President Obama yesterday announced his decision to send 17,000 extra troops (two brigades and support troops) to Afghanistan in the coming months, bringing the total American troop presence there to over 50,000. This has been in the works for some time. It comes as the administration conducts several reviews on Afghan policy.


You might say we are putting the cart before the horse, sending troops at a problem just as we reconsider our strategy for confronting it. On the other hand, our existing strategy, which is to prop up the Afghan state with US firepower, seems unlikely to change under Obama. Despite recent sensible comments about the limits of what we can accomplish in Afghanistan, Obama’s team likely remains committed to state-building there. Given that goal, it is hard to see why we should stop at two brigades. We could send five and still have a low force-to-population ratio, judging by historical ratios for counter-insurgency campaigns.


A stable Afghanistan is neither necessary to US security nor obviously possible at reasonable cost, as I have periodically written. It is not evident that Al Qaeda types would again find haven in Afghanistan should we go. But assuming that they would, there remains an alternative to trying to overcome Afghanistan’s anarchic history. We could attack only the remaining jihadists, their allies, and insurgents who will not settle for local power. That would require only a small U.S. ground presence, airstrikes and local allies.


Pundits tend to assume that counterinsurgency and state-building are identical — foreigners enforce the state’s claim to a monopoly on violence to gain it support and crowd out alternative authority structures. But there is another counterinsurgency strategy out there, which is to allow the insurgency local power, to appease it as part of a bargain. The key tactic that brought lowered violence in the Sunni part of Iraq – bribing insurgent militia leaders to cooperate with us — undermines the Iraqi state, sacrificing our stated goal for a simpler one.

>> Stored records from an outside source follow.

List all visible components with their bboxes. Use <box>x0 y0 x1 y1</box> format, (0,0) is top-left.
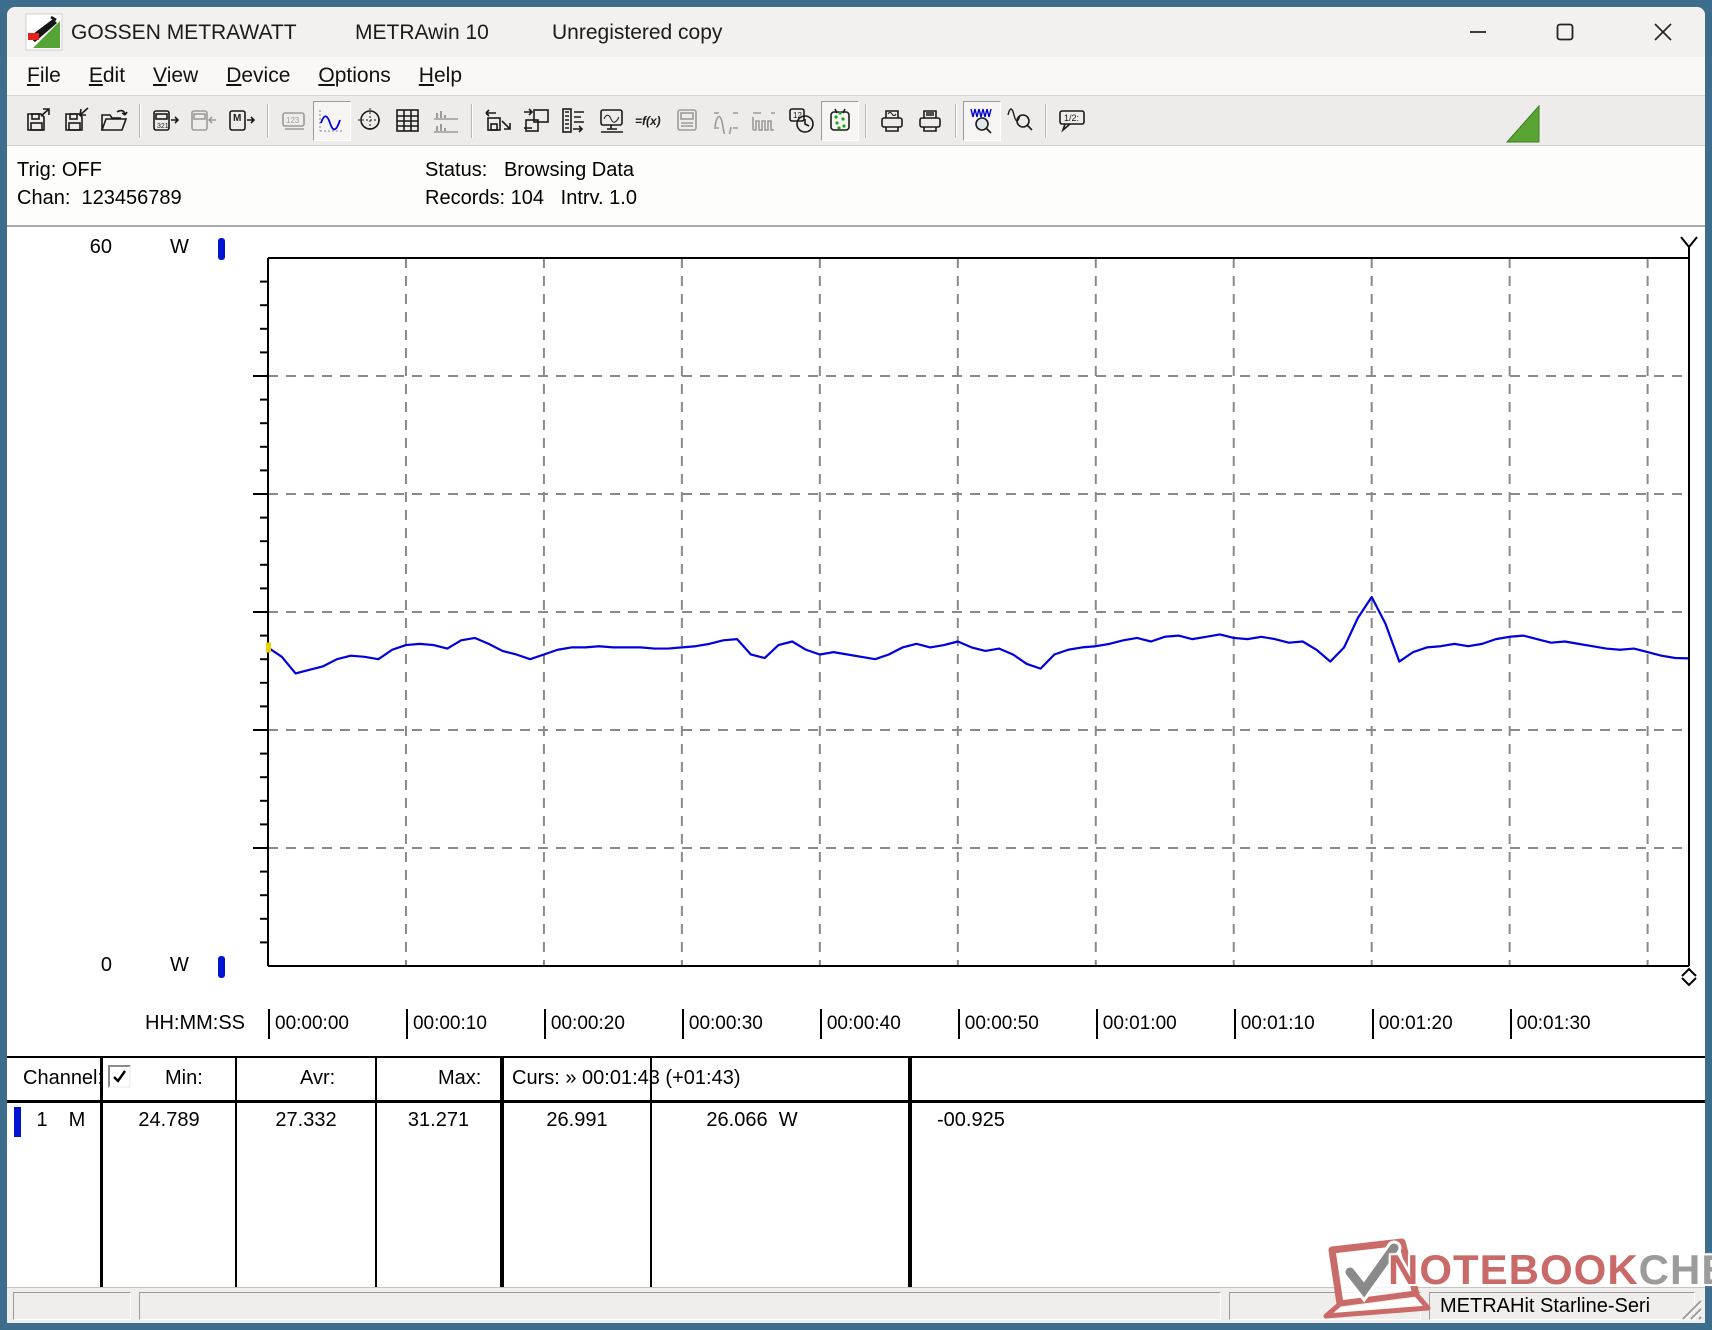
cursor-top-marker <box>1680 236 1698 258</box>
cursor1-marker <box>266 642 271 653</box>
trend-plot[interactable] <box>0 0 1712 1330</box>
power-trend-line <box>267 595 1690 675</box>
cursor-bottom-marker <box>1681 967 1697 987</box>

While we’re on the subject, I see Matt Yglesias supports the troop increase because it will lessen the need for airstrikes, which too often kill civilians. That seems backwards. Even with 12,000 new combat troops, our forces will remain a relatively small force in a large mountainous region. That means operating in dispersed contingents with limited firepower and therefore depending on air support in firefights. The new troops will likely provoke more combat and more supporting airstrikes, at least in the short term.